We can actually add a timeout parameter to the write operation, like put /index/type/ ID? Timeout =30, this parameter means that when quorum is not complete, the timeout duration of ES can be shortened or increased. The default unit of timeout is ms. If you want it to be s, write? timeout=30s

Index return

The core idea of sub-shard recovery is to pull Lucene segments and Translog from the master shard for recovery. According to the direction of data transmission, the primary shard node is called Source and the sub-shard node is called Target.

Why do I need to pull the translog for the master shard? Because new writes are allowed during sub-sharding recovery, Lucene is copied from Lucene

From the moment of segmentation, the recovered sub-shard data does not contain the new content, which is in the translog of the master shard. Therefore, the sub-shard needs to pull the translog from the master shard node for replay to obtain the new content. This requires that the translog of the primary shard node not be cleaned.

Prior to version 2.0, sub-shard recovery went through three phases. Phase 1: Snapshot Lucene of the master shard and send it to target. New data is written to the translog of the master shard without blocking index operations.

Phase2: Takes a snapshot of the master fragment translog and sends it to the target for replay without blocking the index operation.

Phase3: Write locks are added to the master shard to send the remaining translog to target. At this point, the amount of data is small and the write process is blocked very short. In theory, it is relatively easy to achieve master/slave consistency as long as the process allows write operations to be blocked for a period of time.

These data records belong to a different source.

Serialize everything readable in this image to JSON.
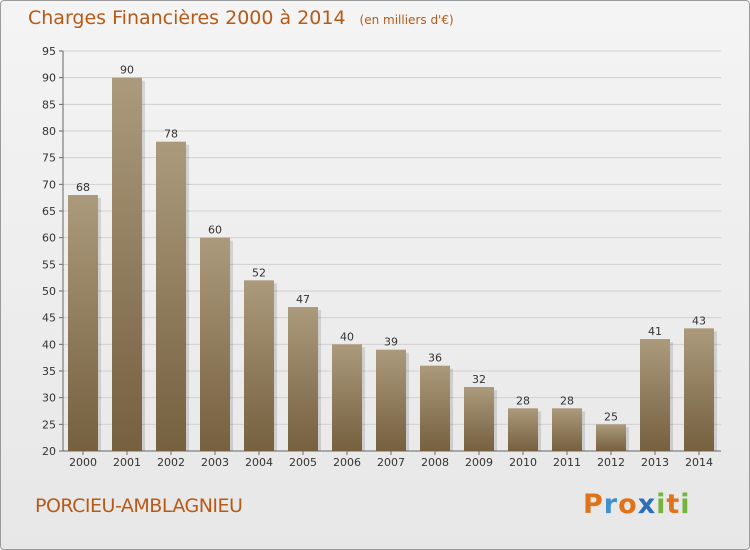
{
  "title": "Charges Financières 2000 à 2014",
  "unit_note": "(en milliers d'€)",
  "place_name": "PORCIEU-AMBLAGNIEU",
  "logo": {
    "text": "Proxiti",
    "letters": [
      {
        "ch": "P",
        "color": "#e0731a"
      },
      {
        "ch": "r",
        "color": "#3f8fd0"
      },
      {
        "ch": "o",
        "color": "#e0731a"
      },
      {
        "ch": "x",
        "color": "#2d6fb5"
      },
      {
        "ch": "i",
        "color": "#74b43a"
      },
      {
        "ch": "t",
        "color": "#e0731a"
      },
      {
        "ch": "i",
        "color": "#74b43a"
      }
    ]
  },
  "colors": {
    "title": "#b85a17",
    "bar_top": "#ab9a7c",
    "bar_bottom": "#75603f"
  },
  "chart_data": {
    "type": "bar",
    "categories": [
      "2000",
      "2001",
      "2002",
      "2003",
      "2004",
      "2005",
      "2006",
      "2007",
      "2008",
      "2009",
      "2010",
      "2011",
      "2012",
      "2013",
      "2014"
    ],
    "values": [
      68,
      90,
      78,
      60,
      52,
      47,
      40,
      39,
      36,
      32,
      28,
      28,
      25,
      41,
      43
    ],
    "ylim": [
      20,
      95
    ],
    "yticks": [
      20,
      25,
      30,
      35,
      40,
      45,
      50,
      55,
      60,
      65,
      70,
      75,
      80,
      85,
      90,
      95
    ],
    "grid": true
  }
}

But later (starting with version 2.0), when the translog.view concept was introduced, Phase3 was removed. Phase3 is removed, which is the operations phase, while preventing new writes to the Engine. This is not necessary because the standard index operation sends all operations to the shard being restored from the start of recovery. Replaying all the operations in the View taken at the beginning of the recovery is sufficient to ensure that no operations are lost.

Phase3, which blocks write operations, is removed and there is no write blocking during recovery. The next thing you need to do is solve phase! Timing and conflicts between write operations and Phase2 and phase2 replay operations. At the sub-shard node, phase! After completion, if the new index operation and translog replay operation are executed concurrently, there will be old and new data interchange due to timing. How to implement master and slave shard consistency?

Suppose that during the first phase of execution, a client index operation asks to write the contents of the docA to L, the master shard performs this operation, and the sub-shard does not perform it because it is not ready. During the second stage, the client index operation requires the content of docA to be 2. At this time, the sub-shard is ready. First, the new request to write docA to 2 is executed, and then the translog sent from the node where the master shard is sent repeatedly writes docA to 1. The specific process is shown in the figure below.

In this way, operations with timing errors are ignored, and for a particular doc, only the latest operation takes effect, ensuring that the master and slave shards are consistent.

Let’s look at each of the three types of write processing mechanisms.

  1. Index new documents

There are no conflict issues that need to be addressed.

  1. Update Check whether the version of the operation is smaller than that of the doc in Lucene. If the version is smaller than that of the doc in Lucene, abort the operation.

  2. Delete Check whether the version in this operation is smaller than the doc version in Lucene. If the version is smaller than the doc version in Lucene, abort this operation.